Vor sieben Jahren verlangten Eltern von Hamburger Schulkindern, Sexualkunde in den Schulen sollte sich auf eine "angemessene Information über die sexuellen Gegebenheiten der menschlichen Fortpflanzung und auf die Hervorhebung der Bedeutung von Ehe und Familie" beschränken. Dagegen legten! die Hamburger "Richtlinien für die Sexualerziehung in den Schulen" von 1970 die "Erziehung zu verantwortlichem geschlechtlichem Verhalten" als oberstes Ziel der Sexualerziehung fest!

Das Verwaltungsgericht Hamburg gab den Eltern recht; das Oberverwaltungsgericht Hamburg wies die Klage ab; das Bundesverwaltungsgericht legt 1974 die Frage dem Bundesverfassungsgericht zur Entscheidung vor. – In demselben, Jahr stellten die Eltern einer Schülerin der Klasse 5 des Gymnasiums Weinheim fest, daß das für diese Klasse bestimmte Biologiebuch "Das Tier" im Kapitel über die Fortpflanzung der Säugetiere das Photo eines eine Stute bespringenden Hengstes sowie – in einem anderen Kapitel – eine (sachlich gehaltene) Beschreibung des Zeugungsvorganges beim Menschen enthielt. Die Verwaltungsgerichte des Landes Baden-Württemberg wiesen den Antrag der Eltern auf ein Verbot des Sexualkundeunterrichts und der Verwendung dieses Buches im Biologieunterricht zurück.

In beiden Fällen fochten die Eltern nicht nur mit dem Hinweis auf ihre Grundrechte, insbesondere auf das Elternrecht, sondern sie behaupteten außerdem, daß die Sexualkunde in den Schulen unzulässig sei, weil sie nicht durch ein Gesetz des Parlamentes, sondern durch einen Erlaß des Kultusministers, beziehungsweise Schulsenators eingeführt worden sei – und sie erhielten insoweit überraschenderweise vor den Gerichten grundsätzlich recht.

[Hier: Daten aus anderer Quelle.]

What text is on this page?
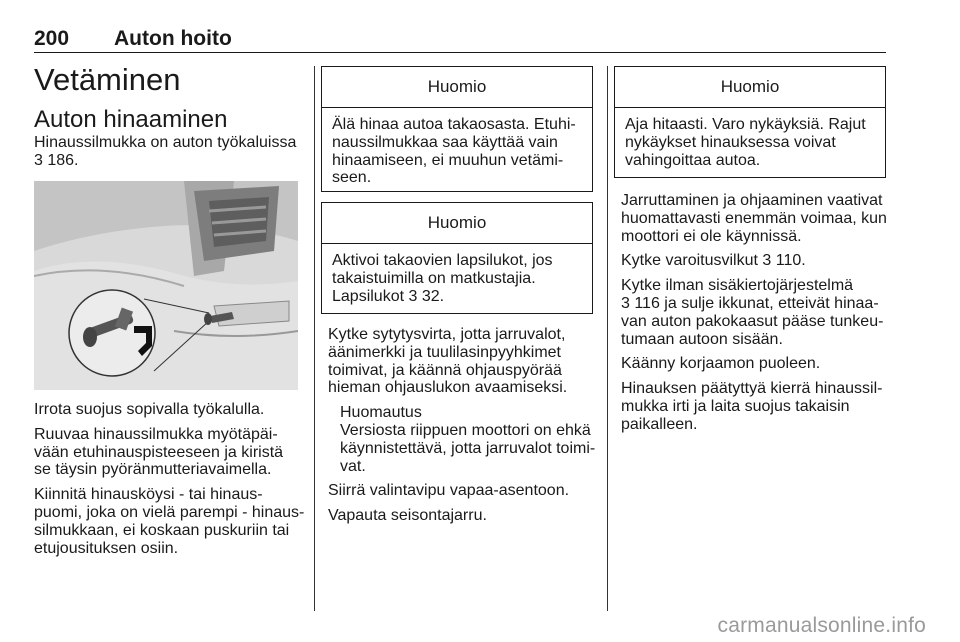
200 Auton hoito
Vetäminen
Auton hinaaminen
Hinaussilmukka on auton työkaluissa
3 186.

Irrota suojus sopivalla työkalulla.

Ruuvaa hinaussilmukka myötäpäi-
vään etuhinauspisteeseen ja kiristä
se täysin pyöränmutteriavaimella.

Kiinnitä hinausköysi - tai hinaus-
puomi, joka on vielä parempi - hinaus-
silmukkaan, ei koskaan puskuriin tai
etujousituksen osiin.

Huomio
Älä hinaa autoa takaosasta. Etuhi-
naussilmukkaa saa käyttää vain
hinaamiseen, ei muuhun vetämi-
seen.
Huomio
Aktivoi takaovien lapsilukot, jos
takaistuimilla on matkustajia.
Lapsilukot 3 32.

Kytke sytytysvirta, jotta jarruvalot,
äänimerkki ja tuulilasinpyyhkimet
toimivat, ja käännä ohjauspyörää
hieman ohjauslukon avaamiseksi.

Huomautus
Versiosta riippuen moottori on ehkä
käynnistettävä, jotta jarruvalot toimi-
vat.

Siirrä valintavipu vapaa-asentoon.

Vapauta seisontajarru.

Huomio
Aja hitaasti. Varo nykäyksiä. Rajut
nykäykset hinauksessa voivat
vahingoittaa autoa.

Jarruttaminen ja ohjaaminen vaativat
huomattavasti enemmän voimaa, kun
moottori ei ole käynnissä.

Kytke varoitusvilkut 3 110.

Kytke ilman sisäkiertojärjestelmä
3 116 ja sulje ikkunat, etteivät hinaa-
van auton pakokaasut pääse tunkeu-
tumaan autoon sisään.

Käänny korjaamon puoleen.

Hinauksen päätyttyä kierrä hinaussil-
mukka irti ja laita suojus takaisin
paikalleen.

carmanualsonline.info
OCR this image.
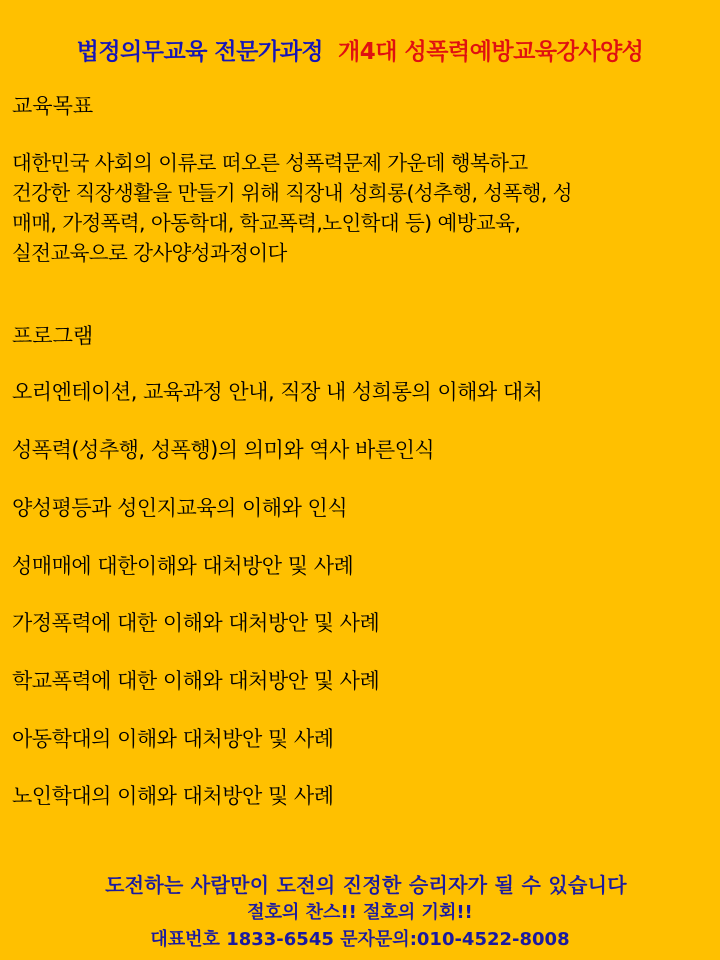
법정의무교육 전문가과정 개4대 성폭력예방교육강사양성
교육목표
대한민국 사회의 이류로 떠오른 성폭력문제 가운데 행복하고
건강한 직장생활을 만들기 위해 직장내 성희롱(성추행, 성폭행, 성
매매, 가정폭력, 아동학대, 학교폭력,노인학대 등) 예방교육,
실전교육으로 강사양성과정이다
프로그램
오리엔테이션, 교육과정 안내, 직장 내 성희롱의 이해와 대처
성폭력(성추행, 성폭행)의 의미와 역사 바른인식
양성평등과 성인지교육의 이해와 인식
성매매에 대한이해와 대처방안 및 사례
가정폭력에 대한 이해와 대처방안 및 사례
학교폭력에 대한 이해와 대처방안 및 사례
아동학대의 이해와 대처방안 및 사례
노인학대의 이해와 대처방안 및 사례
도전하는 사람만이 도전의 진정한 승리자가 될 수 있습니다
절호의 찬스!! 절호의 기회!!
대표번호 1833-6545 문자문의:010-4522-8008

Am 21. Dezember 1977 – nach mehr als sechs, beziehungsweise drei Jahren – hat nun das Bundesverfassungsgericht entschieden, daß die Einführung einer Sexualerziehung in den Schulen in der Tat durch ein Parlamentsgesetz geregelt werden muß, das jedenfalls die folgenden Fragen regelt:

"die Festlegung der Erziehungsziele in den Grundzügen (,Groblernziele’), die Frage, ob Sexualerziehung als fächerübergreifendes Unterrichtsprinzip oder als besonderes Unterrichtsfach mit etwaigen Wahl- oder Befreiungsmöglichkeiten durchgeführt werden soll, das Gebot der Zurückhaltung und Toleranz sowie der Offenheit für die vielfachen im sexuellen Bereich möglichen Wertungen und das Verbot der Indoktrinierung der Schüler, ferner die Pflicht, die Eltern zu informieren".

Noch ehe die Entscheidung ergangen war, warnten die Bildungspolitiker aller Parteien vor einer "Verlagerung der Schulaufsicht von der Exekutive auf das Parlament" und insbesondere vor den "geradezu katastrophalen Folgen fürdie föderalistische Ordnung" (so der bayerische Kultusminister Hans Maier im Frühling 1977), sahen die Lehrergewerkschaften und -verbände angesichts einer angeblich drohenden "Verrechtlichung" des Schulwesens das Ende der pädagogischen Freiheit des Lehrers herannahen.